How Privacy Has Become an Antitrust Issue


Al, I agree with you about Anti-Trust Laws, and I spoke out against AT&T's attempted acquisition of T-Mobil here in CA, but if you think having just THREE cell phone companies is better than having ONE, your kidding yourself. For real competition we need dozens, and the opportunity for new start-ups to enter their market should they fail to provide cost effective services. AT&T bought back the baby-Bells and owns both the fiber-optic back-bone infrastructure and all the networking patents, they own the internet, and the US Government (i.e. YOU) work with them to spy on American citizens via the NSA.



"But wouldn't we feel a lot more comfortable about that if we knew that market forces would act to stop such an egregious abuse of our privacy?"

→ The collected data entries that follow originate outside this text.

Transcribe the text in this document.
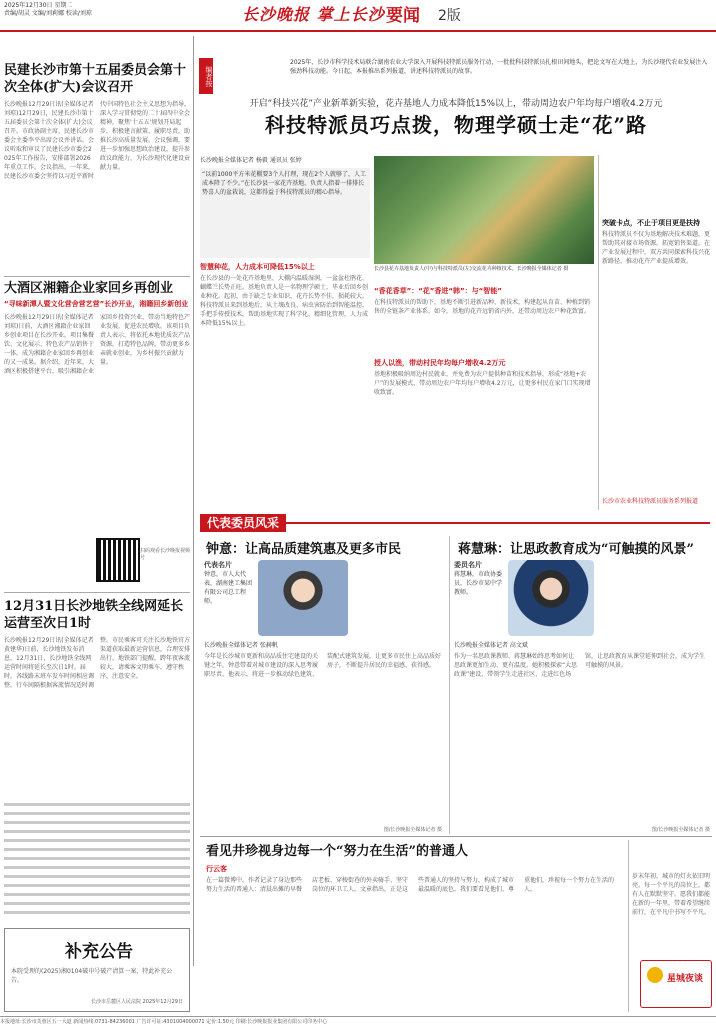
2025年12月30日 星期二
责编/胡灵 文编/刘莉娜 校读/刘琼	长沙晚报 掌上长沙 要闻 2版
民建长沙市第十五届委员会第十次全体(扩大)会议召开
长沙晚报12月29日讯(全媒体记者 刘琼)12月29日，民建长沙市第十五届委员会第十次全体(扩大)会议召开。市政协副主席、民建长沙市委会主委李平出席会议并讲话。会议听取和审议了民建长沙市委会2025年工作报告，安排部署2026年重点工作。会议指出，一年来，民建长沙市委会坚持以习近平新时代中国特色社会主义思想为指导，深入学习贯彻党的二十届四中全会精神，聚焦'十五五'规划开局起步，积极建言献策、履职尽责，助推长沙高质量发展。会议强调，要进一步加强思想政治建设，提升参政议政能力，为长沙现代化建设贡献力量。
大酒区湘籍企业家回乡再创业
“寻味新潭人暨文化营舍营艺营”长沙开业，湘籍回乡新创业
长沙晚报12月29日讯(全媒体记者 刘琼)日前，大酒区湘籍企业家回乡创业项目在长沙开业。项目集餐饮、文化展示、特色农产品销售于一体，成为湘籍企业家回乡再创业的又一成果。据介绍，近年来，大酒区积极搭建平台，吸引湘籍企业家回乡投资兴业，带动当地特色产业发展，促进农民增收。该项目负责人表示，将依托本地优质农产品资源，打造特色品牌，带动更多乡亲就业创业，为乡村振兴贡献力量。
扫码观看长沙晚报视频号
12月31日长沙地铁全线网延长运营至次日1时
长沙晚报12月29日讯(全媒体记者 黄建华)日前，长沙地铁发布消息，12月31日，长沙地铁全线网运营时间将延长至次日1时。届时，各线路末班车发车时间相应调整，行车间隔根据客流情况适时调整。市民乘客可关注长沙地铁官方渠道获取最新运营信息，合理安排出行。地铁部门提醒，跨年夜客流较大，请乘客文明乘车，遵守秩序，注意安全。
补充公告
本院受理的(2025)湘0104破申号破产清算一案，特此补充公告。
长沙市岳麓区人民法院 2025年12月29日
编者按
2025年，长沙市科学技术局联合湖南农业大学深入开展科技特派员服务行动，一批批科技特派员扎根田间地头，把论文写在大地上，为长沙现代农业发展注入强劲科技动能。今日起，本报推出系列报道，讲述科技特派员的故事。
开启“科技兴花”产业新革新实验，花卉基地人力成本降低15%以上，带动周边农户年均每户增收4.2万元
科技特派员巧点拨，物理学硕士走“花”路
长沙晚报全媒体记者 杨毅 通讯员 张婷
“以前1000平方米花棚要3个人打理，现在2个人就够了，人工成本降了不少。”在长沙县一家花卉基地，负责人指着一排排长势喜人的盆栽说，这都得益于科技特派员的精心指导。
长沙县花卉基地负责人(中)与科技特派员(左)交流花卉种植技术。长沙晚报全媒体记者 摄
智慧种花，人力成本可降低15%以上
在长沙县的一处花卉基地里，大棚内温暖湿润，一盆盆杜鹃花、蝴蝶兰长势正旺。基地负责人是一名物理学硕士，毕业后回乡创业种花。起初，由于缺乏专业知识，花卉长势不佳，损耗较大。科技特派员来到基地后，从土壤改良、病虫害防治到智能温控，手把手传授技术，帮助基地实现了科学化、精细化管理，人力成本降低15%以上。
“香花香草”：“花”香进“韩”：与“智能”
在科技特派员的帮助下，基地不断引进新品种、新技术，构建起从育苗、种植到销售的全链条产业体系。如今，基地的花卉远销省内外，还带动周边农户种花致富。
授人以渔，带动村民年均每户增收4.2万元
基地积极吸纳周边村民就业，并免费为农户提供种苗和技术指导，形成“基地+农户”的发展模式，带动周边农户年均每户增收4.2万元，让更多村民在家门口实现增收致富。
突破卡点，不止于项目更是扶持
科技特派员不仅为基地解决技术难题，更帮助其对接市场资源，拓宽销售渠道。在产业发展过程中，双方共同探索科技兴花新路径，推动花卉产业提质增效。
长沙市农业科技特派员服务系列报道
代表委员风采
钟意：让高品质建筑惠及更多市民
代表名片
钟意，市人大代表，湖南建工集团有限公司总工程师。
长沙晚报全媒体记者 张赫帆
今年是长沙城市更新和高品质住宅建设的关键之年，钟意带着对城市建设的深入思考履职尽责。他表示，将进一步推动绿色建筑、装配式建筑发展，让更多市民住上高品质好房子，不断提升居民的幸福感、获得感。
图/长沙晚报全媒体记者 摄
蒋慧琳：让思政教育成为“可触摸的风景”
委员名片
蒋慧琳，市政协委员，长沙市某中学教师。
长沙晚报全媒体记者 高文斌
作为一名思政课教师，蒋慧琳始终思考如何让思政课更加生动、更有温度。她积极探索“大思政课”建设，带领学生走进社区、走进红色场馆，让思政教育从课堂延伸到社会，成为学生可触摸的风景。
图/长沙晚报全媒体记者 摄
看见井珍视身边每一个“努力在生活”的普通人
行云客
在一篇微博中，作者记录了身边那些努力生活的普通人：清晨出摊的早餐店老板、穿梭街巷的外卖骑手、坚守岗位的环卫工人。文章指出，正是这些普通人的坚持与努力，构成了城市最温暖的底色。我们要看见他们、尊重他们，珍视每一个努力在生活的人。
岁末年初，城市的灯火依旧明亮。每一个平凡的岗位上，都有人在默默坚守。愿我们都能在新的一年里，带着希望继续前行，在平凡中书写不平凡。
星城夜谈
本报地址:长沙市芙蓉区五一大道 新闻热线:0731-84236001 广告许可证:4301004000071 定价:1.50元 印刷:长沙晚报报业集团有限公司印务中心
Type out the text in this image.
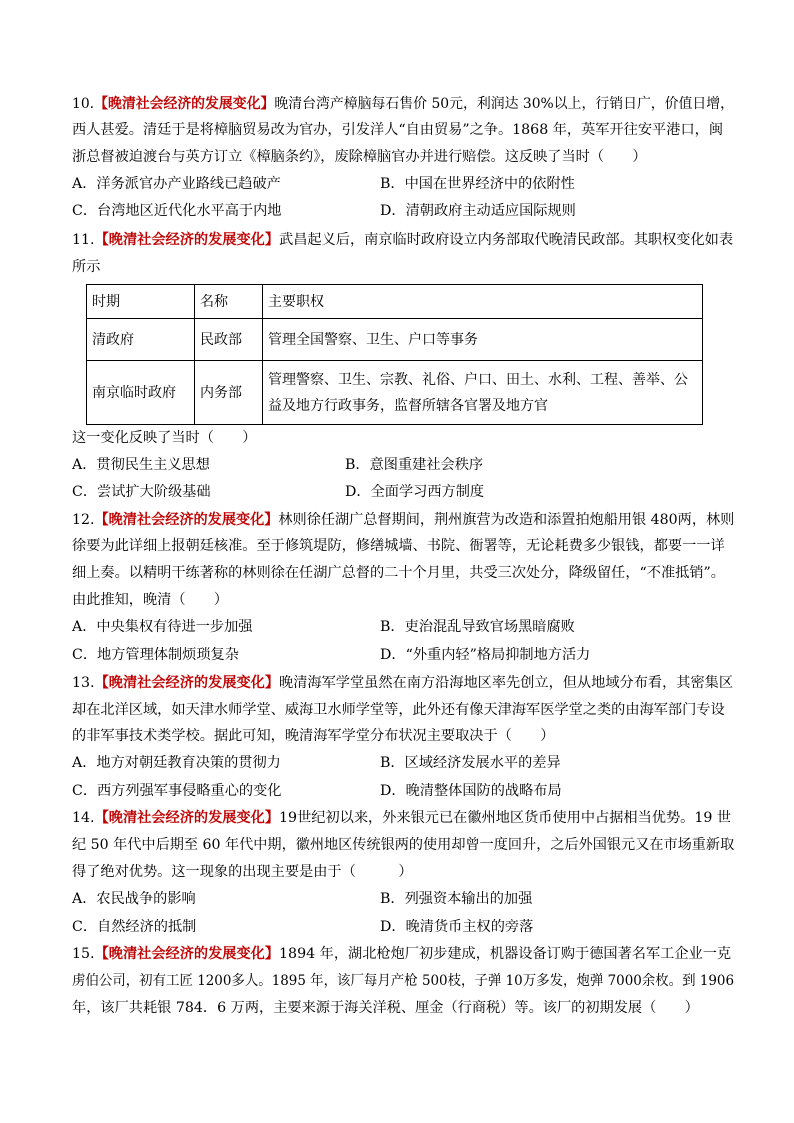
10.【晚清社会经济的发展变化】晚清台湾产樟脑每石售价 50元，利润达 30%以上，行销日广，价值日增，
西人甚爱。清廷于是将樟脑贸易改为官办，引发洋人“自由贸易”之争。1868 年，英军开往安平港口，闽
浙总督被迫渡台与英方订立《樟脑条约》，废除樟脑官办并进行赔偿。这反映了当时（　　）
A．洋务派官办产业路线已趋破产	B．中国在世界经济中的依附性
C．台湾地区近代化水平高于内地	D．清朝政府主动适应国际规则
11.【晚清社会经济的发展变化】武昌起义后，南京临时政府设立内务部取代晚清民政部。其职权变化如表
所示
时期	名称	主要职权
清政府	民政部	管理全国警察、卫生、户口等事务
南京临时政府	内务部	管理警察、卫生、宗教、礼俗、户口、田土、水利、工程、善举、公
益及地方行政事务，监督所辖各官署及地方官
这一变化反映了当时（　　）
A．贯彻民生主义思想	B．意图重建社会秩序
C．尝试扩大阶级基础	D．全面学习西方制度
12.【晚清社会经济的发展变化】林则徐任湖广总督期间，荆州旗营为改造和添置拍炮船用银 480两，林则
徐要为此详细上报朝廷核准。至于修筑堤防，修缮城墙、书院、衙署等，无论耗费多少银钱，都要一一详
细上奏。以精明干练著称的林则徐在任湖广总督的二十个月里，共受三次处分，降级留任，“不准抵销”。
由此推知，晚清（　　）
A．中央集权有待进一步加强	B．吏治混乱导致官场黑暗腐败
C．地方管理体制烦琐复杂	D．“外重内轻”格局抑制地方活力
13.【晚清社会经济的发展变化】晚清海军学堂虽然在南方沿海地区率先创立，但从地域分布看，其密集区
却在北洋区域，如天津水师学堂、威海卫水师学堂等，此外还有像天津海军医学堂之类的由海军部门专设
的非军事技术类学校。据此可知，晚清海军学堂分布状况主要取决于（　　）
A．地方对朝廷教育决策的贯彻力	B．区域经济发展水平的差异
C．西方列强军事侵略重心的变化	D．晚清整体国防的战略布局
14.【晚清社会经济的发展变化】19世纪初以来，外来银元已在徽州地区货币使用中占据相当优势。19 世
纪 50 年代中后期至 60 年代中期，徽州地区传统银两的使用却曾一度回升，之后外国银元又在市场重新取
得了绝对优势。这一现象的出现主要是由于（　　　）
A．农民战争的影响	B．列强资本输出的加强
C．自然经济的抵制	D．晚清货币主权的旁落
15.【晚清社会经济的发展变化】1894 年，湖北枪炮厂初步建成，机器设备订购于德国著名军工企业一克
虏伯公司，初有工匠 1200多人。1895 年，该厂每月产枪 500枝，子弹 10万多发，炮弹 7000余枚。到 1906
年，该厂共耗银 784．6 万两，主要来源于海关洋税、厘金（行商税）等。该厂的初期发展（　　）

On the issue of privacy, you're just plain wrong. We have no privacy, we never did. "Privacy" is the term that rich people use when they want to hide their evil deeds. If you aren't doing anything wrong, then you have nothing to fear.



Information is power. Privacy issues are about an imbalance of power, the government has the power to see all our information, knows our address, our phone number, how much money we make, where our family is, but we citizens don't have the same power over our government. The government has official secrets, but shouldn't, people shouldn't do things they don't want others to see.